(Não é preciso ler antes de ver)
Bem-vindes.
Estou aqui hoje e agradeço você estar aqui essa noite.
Como você está?
Ou, como você está lidando?
Certa vez eu estava assistindo uma palestra e a palestrante falou: você já percebeu que nós, seres humanos, nós temos todas as nossas vísceras expostas? Olhe, tudo exposto. Só podemos estar aqui porque alguém, ou muitos alguéns, cuidaram muito bem de nós.
Quem ou o que tem cuidado de quem ou o que?
Outra palestra vem a minha mente, uma na qual uma pessoa da plateia citou uma referência que nunca encontrei, mas sempre me lembro, ele disse:
Quem paga seu salário?
E para quem você transfere seu salário, o dinheiro que ganha?

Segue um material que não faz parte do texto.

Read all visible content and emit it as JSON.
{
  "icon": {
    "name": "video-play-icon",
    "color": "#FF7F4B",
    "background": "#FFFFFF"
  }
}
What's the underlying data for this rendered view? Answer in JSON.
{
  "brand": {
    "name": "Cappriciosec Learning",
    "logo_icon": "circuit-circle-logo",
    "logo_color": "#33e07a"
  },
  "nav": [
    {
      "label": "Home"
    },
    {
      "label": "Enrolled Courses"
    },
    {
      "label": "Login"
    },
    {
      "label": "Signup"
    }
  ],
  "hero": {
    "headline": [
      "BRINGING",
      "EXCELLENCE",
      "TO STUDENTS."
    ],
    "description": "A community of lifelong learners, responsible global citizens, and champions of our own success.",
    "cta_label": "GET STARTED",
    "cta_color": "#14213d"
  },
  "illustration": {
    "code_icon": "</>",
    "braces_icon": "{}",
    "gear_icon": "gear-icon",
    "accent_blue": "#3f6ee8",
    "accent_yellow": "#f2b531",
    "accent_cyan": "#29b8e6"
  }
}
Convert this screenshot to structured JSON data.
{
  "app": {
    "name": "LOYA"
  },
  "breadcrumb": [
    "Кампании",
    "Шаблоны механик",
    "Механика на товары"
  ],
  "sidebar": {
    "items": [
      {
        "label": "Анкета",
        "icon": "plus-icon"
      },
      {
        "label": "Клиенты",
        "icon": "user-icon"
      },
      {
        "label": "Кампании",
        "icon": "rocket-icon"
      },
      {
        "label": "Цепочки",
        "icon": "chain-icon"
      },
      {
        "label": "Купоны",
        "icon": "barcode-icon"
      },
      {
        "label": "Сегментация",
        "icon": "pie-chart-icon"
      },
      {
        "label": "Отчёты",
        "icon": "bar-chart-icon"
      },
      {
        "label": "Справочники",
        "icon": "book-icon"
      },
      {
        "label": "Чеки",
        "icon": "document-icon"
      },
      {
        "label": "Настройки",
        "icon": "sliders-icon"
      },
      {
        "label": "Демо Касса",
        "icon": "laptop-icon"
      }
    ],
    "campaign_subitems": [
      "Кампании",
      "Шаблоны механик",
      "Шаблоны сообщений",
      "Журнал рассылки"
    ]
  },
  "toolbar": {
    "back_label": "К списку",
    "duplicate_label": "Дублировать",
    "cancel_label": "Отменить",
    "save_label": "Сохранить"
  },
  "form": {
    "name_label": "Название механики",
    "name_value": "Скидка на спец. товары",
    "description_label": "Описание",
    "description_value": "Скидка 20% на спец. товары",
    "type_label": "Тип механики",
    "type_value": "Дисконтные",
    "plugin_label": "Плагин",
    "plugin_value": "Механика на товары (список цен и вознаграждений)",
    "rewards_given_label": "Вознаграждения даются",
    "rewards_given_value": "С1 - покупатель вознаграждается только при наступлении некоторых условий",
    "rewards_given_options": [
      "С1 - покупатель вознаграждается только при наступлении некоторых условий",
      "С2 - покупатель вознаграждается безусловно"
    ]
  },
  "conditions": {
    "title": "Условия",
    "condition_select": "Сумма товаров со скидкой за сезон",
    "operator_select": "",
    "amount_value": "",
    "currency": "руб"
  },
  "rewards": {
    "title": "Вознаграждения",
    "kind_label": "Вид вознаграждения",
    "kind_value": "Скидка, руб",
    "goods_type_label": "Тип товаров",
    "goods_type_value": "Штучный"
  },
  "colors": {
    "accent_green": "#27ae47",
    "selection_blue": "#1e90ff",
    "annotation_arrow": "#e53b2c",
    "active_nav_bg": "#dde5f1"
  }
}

E se a história oficial que aprendemos na escola não fosse baseada em uma história de conquistas e guerras, mas baseada na história dos trabalhos de quem sempre esteve a cuidar?
Imagino:
Se estes trabalhos fossem levados em consideração histórica, como seriam os nomes das ruas?
Rua Faxineira, Rua Enfermeira, Rua Agricultura Orgânica, Rua Amazônia, Rua da Grande Barreira de Corais, Rua Mãe, Rua Gari
Se a história estivesse baseada no trabalho de quem cuida, como seriam os monumentos no meio das cidades?
Talvez, não haveria monumento.
Mas, se houvesse, imagino que as estátuas não seriam tão verticais, ou não seriam tão fálicas.
Se tivéssemos estátuas, imaginaria estátuas se inclinando em bancos de praças, ou apoiadas em uma árvore. Imagine o Cristo Redentor apoiado em uma árvore no topo da montanha. E imaginar um muro no meio de uma cidade não seria nunca possível. Ou alguém a gritar imbrochável em um discurso seria muito mais que vergonhoso. Imagino que não seríamos tão obcecados com a verticalidade.
Aqui uma questão,
porque ainda nos colocamos tanto em uma posição vertical?
E se na chamada evolução, seres humanos não tivessem atingido a verticalidade? Não que a verticalidade seja uma orientação corporal dada a todos os corpos humanos. Mas, e se na chamada evolução, tivéssemos acabado em uma posição inclinada, num ângulo entre quarto apoios e os 90 graus em relação ao solo, algum lugar sempre fora do eixo, nunca exatamente de pé, nunca exatamente deitado?
Nós não seríamos humanos como somos hoje.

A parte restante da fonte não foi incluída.